Björn, dazu ist mir bekannt, dass dort unter anderem ein Depot von 170 Hektar Größe ist. Es soll das größte unterirdische Tanklager in der BRD sein, welches von der IVG verwaltet wird. Hier sollen 100 Millionen Liter Treibstoff gelagert sein. das Eisenbahn-Schienennetz auf dem Depot soll über 16 Km lang sein. Gebaut wurde das Tanklager 1940 und wurde von der WIFO betrieben. Die WIFO gehörte mit weiteren 127 "Rüstungsfirmen" zur "Montan-Industriewerke GmbH", deren Rechtsnachfolgerin die IVG ist.
Direkt neben dem Depot war eine große Pionier-Kaserne (Ausbildungslager für Pipeline-Pioniere mit Gleisanlagen).
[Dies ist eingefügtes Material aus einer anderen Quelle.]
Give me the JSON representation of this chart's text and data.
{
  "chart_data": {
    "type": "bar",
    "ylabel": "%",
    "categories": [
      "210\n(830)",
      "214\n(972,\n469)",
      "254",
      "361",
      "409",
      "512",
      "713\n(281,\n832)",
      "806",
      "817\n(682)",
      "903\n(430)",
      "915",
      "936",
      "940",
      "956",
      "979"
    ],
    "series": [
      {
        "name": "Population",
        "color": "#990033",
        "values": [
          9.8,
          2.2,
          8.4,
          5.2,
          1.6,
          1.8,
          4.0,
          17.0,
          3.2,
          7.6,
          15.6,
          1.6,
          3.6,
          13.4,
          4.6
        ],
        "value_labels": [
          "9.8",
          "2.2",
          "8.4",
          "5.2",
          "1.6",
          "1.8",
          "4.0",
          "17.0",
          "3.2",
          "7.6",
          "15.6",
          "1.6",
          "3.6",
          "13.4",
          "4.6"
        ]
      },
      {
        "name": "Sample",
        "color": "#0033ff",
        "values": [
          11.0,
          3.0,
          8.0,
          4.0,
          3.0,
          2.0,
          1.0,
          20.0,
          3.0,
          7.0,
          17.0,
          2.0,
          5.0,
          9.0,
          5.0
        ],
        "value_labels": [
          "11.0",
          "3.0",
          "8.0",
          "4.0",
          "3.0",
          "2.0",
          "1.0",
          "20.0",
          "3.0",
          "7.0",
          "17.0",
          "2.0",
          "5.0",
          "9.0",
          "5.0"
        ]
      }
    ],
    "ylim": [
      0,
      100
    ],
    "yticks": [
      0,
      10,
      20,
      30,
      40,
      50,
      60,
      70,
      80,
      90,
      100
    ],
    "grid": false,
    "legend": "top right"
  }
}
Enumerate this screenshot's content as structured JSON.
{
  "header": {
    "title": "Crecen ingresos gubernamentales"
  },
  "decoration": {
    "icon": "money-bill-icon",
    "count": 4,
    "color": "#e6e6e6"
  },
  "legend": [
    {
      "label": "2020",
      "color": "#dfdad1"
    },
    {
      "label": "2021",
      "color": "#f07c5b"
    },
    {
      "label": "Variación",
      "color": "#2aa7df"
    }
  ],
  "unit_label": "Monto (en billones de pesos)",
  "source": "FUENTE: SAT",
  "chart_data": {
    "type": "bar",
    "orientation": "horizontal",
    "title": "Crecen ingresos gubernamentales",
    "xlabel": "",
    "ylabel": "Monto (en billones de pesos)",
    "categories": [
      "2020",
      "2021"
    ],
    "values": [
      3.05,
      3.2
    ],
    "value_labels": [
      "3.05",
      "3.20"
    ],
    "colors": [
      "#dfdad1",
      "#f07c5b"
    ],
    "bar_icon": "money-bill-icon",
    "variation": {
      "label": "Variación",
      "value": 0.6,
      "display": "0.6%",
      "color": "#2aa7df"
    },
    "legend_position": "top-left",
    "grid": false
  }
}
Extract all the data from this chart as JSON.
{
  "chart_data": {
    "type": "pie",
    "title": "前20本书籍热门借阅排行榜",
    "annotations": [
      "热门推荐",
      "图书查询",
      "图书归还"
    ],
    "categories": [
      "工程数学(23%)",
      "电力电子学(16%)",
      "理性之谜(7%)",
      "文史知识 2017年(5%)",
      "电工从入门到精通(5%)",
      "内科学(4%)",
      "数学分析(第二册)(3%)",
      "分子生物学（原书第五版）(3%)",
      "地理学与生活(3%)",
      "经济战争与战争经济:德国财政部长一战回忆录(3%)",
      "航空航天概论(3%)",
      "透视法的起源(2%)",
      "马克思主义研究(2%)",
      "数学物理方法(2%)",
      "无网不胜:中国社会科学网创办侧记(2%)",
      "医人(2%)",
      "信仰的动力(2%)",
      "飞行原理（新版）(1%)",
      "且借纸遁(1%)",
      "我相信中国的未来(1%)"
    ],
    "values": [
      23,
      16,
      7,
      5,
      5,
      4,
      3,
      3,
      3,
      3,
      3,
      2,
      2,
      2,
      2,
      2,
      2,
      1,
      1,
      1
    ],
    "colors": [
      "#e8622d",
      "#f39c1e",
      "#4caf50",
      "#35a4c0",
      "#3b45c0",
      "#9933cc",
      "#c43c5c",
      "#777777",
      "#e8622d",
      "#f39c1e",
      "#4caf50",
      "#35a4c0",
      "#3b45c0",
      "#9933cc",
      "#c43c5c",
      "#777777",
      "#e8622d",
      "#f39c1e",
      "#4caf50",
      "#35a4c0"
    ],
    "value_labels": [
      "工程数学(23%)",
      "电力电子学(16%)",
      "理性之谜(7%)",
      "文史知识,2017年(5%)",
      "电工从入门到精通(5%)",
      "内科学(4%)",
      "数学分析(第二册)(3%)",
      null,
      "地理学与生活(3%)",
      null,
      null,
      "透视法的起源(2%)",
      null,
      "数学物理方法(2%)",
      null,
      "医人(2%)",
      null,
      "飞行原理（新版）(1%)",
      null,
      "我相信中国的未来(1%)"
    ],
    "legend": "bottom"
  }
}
Hier ist jetzt ein Gewerbepark entstanden.
Auf dem Depot-Gelände war auch eine Antennenanlage von der Bundesstelle für Fernmeldestatistik mit einer eigenen Zufahrt. Die Anlage ist aber vor ein paar Jahren rückgebaut worden.
Auffallend ist auch das Eisenbahn-Schienennetz auf der Strecke München - Herrsching. Hier ist Mitten auf freier Strecke ein größerer Rangierbahnhof. Von ihm zweigen mehrere Gleise zum ca. 5 Km entfernten Depot ab. So mancher Reisende, der das Depot nicht kennt, wundert sich über diese Rangiergleisnalagen.